Turns positive integers (indices) into vectors of fixed size.

For example, [[1, 2], [3, 4], [5, 6]], which could be interpreted as 3 sentences with 2 words each, could be embedded as [[[0.1, 0.2, 0.3], [0.3, 0.4, 0.5]], [[1.1, 1.2, 1.3], [1.3, 1.4, 1.5]], [[2.1, 2.2, 2.3], [2.3, 2.4, 2.5]]], which has shape (3, 2, 3) and can be interpreted as 3 sentences with 2 words each with an embedding dimension of 3.

This layer could optionally include position information in the embeddings by enabling the with_positions attribute.

max_len

Maximum length of a sentence.

vocab_size

Size of the vocabulary. Typically this is one more than the maximum integer index.

embedding_dim

Embedding dimension.

with_positions

Whether to include position information in the embeddings.
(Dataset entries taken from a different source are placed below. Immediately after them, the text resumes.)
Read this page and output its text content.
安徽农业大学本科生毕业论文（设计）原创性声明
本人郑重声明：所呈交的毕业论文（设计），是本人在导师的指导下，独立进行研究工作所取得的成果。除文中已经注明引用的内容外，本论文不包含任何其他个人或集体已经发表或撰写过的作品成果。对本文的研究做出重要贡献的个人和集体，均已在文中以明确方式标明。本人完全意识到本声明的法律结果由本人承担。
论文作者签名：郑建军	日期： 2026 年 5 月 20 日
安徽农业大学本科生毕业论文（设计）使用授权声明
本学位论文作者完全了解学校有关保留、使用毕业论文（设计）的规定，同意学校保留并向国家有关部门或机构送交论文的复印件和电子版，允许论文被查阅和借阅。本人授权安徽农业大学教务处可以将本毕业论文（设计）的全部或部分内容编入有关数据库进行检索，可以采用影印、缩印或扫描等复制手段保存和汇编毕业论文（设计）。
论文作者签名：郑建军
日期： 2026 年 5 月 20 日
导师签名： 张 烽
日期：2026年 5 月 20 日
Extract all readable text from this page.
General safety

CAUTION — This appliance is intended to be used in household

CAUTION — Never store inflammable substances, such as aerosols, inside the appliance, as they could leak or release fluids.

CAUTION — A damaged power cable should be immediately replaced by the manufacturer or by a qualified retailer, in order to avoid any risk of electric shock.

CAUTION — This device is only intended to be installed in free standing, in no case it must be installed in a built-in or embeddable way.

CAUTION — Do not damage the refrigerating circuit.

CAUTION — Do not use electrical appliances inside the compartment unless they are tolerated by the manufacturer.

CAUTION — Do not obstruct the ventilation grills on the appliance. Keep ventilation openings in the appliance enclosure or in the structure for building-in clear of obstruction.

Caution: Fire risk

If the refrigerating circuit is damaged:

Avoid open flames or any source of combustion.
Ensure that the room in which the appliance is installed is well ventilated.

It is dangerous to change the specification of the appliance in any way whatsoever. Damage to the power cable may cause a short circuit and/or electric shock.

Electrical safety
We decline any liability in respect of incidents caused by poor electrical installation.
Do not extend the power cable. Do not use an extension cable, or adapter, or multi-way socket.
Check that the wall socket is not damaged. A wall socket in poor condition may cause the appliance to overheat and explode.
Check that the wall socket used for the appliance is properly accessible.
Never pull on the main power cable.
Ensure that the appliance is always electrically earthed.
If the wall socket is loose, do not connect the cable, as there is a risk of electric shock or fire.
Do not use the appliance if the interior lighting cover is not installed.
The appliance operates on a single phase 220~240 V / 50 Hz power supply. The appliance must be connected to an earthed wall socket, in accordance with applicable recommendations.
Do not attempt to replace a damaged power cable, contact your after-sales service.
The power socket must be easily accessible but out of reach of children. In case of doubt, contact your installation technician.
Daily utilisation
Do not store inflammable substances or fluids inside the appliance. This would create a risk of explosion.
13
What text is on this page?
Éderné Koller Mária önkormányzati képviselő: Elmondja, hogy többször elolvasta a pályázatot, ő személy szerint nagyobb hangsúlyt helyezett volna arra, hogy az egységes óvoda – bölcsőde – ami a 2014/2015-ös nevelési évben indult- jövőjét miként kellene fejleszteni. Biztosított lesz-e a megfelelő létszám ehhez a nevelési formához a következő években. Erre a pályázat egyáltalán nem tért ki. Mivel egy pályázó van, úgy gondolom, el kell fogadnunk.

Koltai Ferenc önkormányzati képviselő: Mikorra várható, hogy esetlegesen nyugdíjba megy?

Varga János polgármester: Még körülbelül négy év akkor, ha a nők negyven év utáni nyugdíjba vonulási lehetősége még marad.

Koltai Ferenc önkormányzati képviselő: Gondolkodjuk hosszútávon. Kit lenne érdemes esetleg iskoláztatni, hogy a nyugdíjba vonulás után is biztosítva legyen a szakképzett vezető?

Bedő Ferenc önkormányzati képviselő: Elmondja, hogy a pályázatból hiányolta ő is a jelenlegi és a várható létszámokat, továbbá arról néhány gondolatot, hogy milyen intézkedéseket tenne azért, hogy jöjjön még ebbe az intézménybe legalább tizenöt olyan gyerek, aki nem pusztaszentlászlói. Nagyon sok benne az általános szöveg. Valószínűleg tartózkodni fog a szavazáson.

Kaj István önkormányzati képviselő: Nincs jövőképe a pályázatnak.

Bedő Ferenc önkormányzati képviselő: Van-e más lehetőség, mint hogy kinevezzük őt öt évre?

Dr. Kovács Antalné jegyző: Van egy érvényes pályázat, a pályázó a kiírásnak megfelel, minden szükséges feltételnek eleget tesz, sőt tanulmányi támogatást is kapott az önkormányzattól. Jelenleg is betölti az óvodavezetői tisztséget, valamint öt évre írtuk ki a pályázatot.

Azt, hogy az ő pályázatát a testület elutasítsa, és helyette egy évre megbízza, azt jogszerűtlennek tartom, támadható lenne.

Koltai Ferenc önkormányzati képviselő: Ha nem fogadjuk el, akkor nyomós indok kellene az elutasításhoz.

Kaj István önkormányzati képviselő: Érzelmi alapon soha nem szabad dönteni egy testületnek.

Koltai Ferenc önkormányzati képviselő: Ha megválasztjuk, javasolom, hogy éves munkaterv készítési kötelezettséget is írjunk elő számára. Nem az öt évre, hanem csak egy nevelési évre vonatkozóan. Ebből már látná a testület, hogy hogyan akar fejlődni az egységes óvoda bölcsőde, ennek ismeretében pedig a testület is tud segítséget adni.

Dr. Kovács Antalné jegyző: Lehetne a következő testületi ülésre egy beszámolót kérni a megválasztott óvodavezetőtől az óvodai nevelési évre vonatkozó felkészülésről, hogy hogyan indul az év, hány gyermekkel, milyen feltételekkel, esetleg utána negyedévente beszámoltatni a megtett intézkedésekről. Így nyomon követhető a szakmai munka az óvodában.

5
__init__(max_len, vocab_size, embedding_dim, with_positions=False, **kwargs)[source]

Initializes a new instance of the layer.

Parameters:
  • max_len (int) – Maximum length of a sentence.

  • vocab_size (int) – Size of the vocabulary. Typically this is one more than the maximum integer index.

  • embedding_dim (int) – Embedding dimension.

  • with_positions (bool, default: False) – Whether to include position information in the embeddings.

  • **kwargs – Keyword arguments for keras.Layer.

Raises:
  • ValueError – If the maximum sentence length is not a positive integer.

  • ValueError – If the vocabulary size is not a positive integer.

  • ValueError – If the embedding dimension is not a positive integer.

build(input_shape)[source]

Build the layer.

Parameters:

input_shape (Tuple[int, int]) – Shape of the input.

call(inputs)[source]

Calling method of the layer.

Parameters:

inputs (Float[ndarray, 'batch_size sequence_len']) – Inputs into the layer.

Returns:

Float[ndarray, 'batch_size sequence_len embedding_dim'] – Transformed inputs.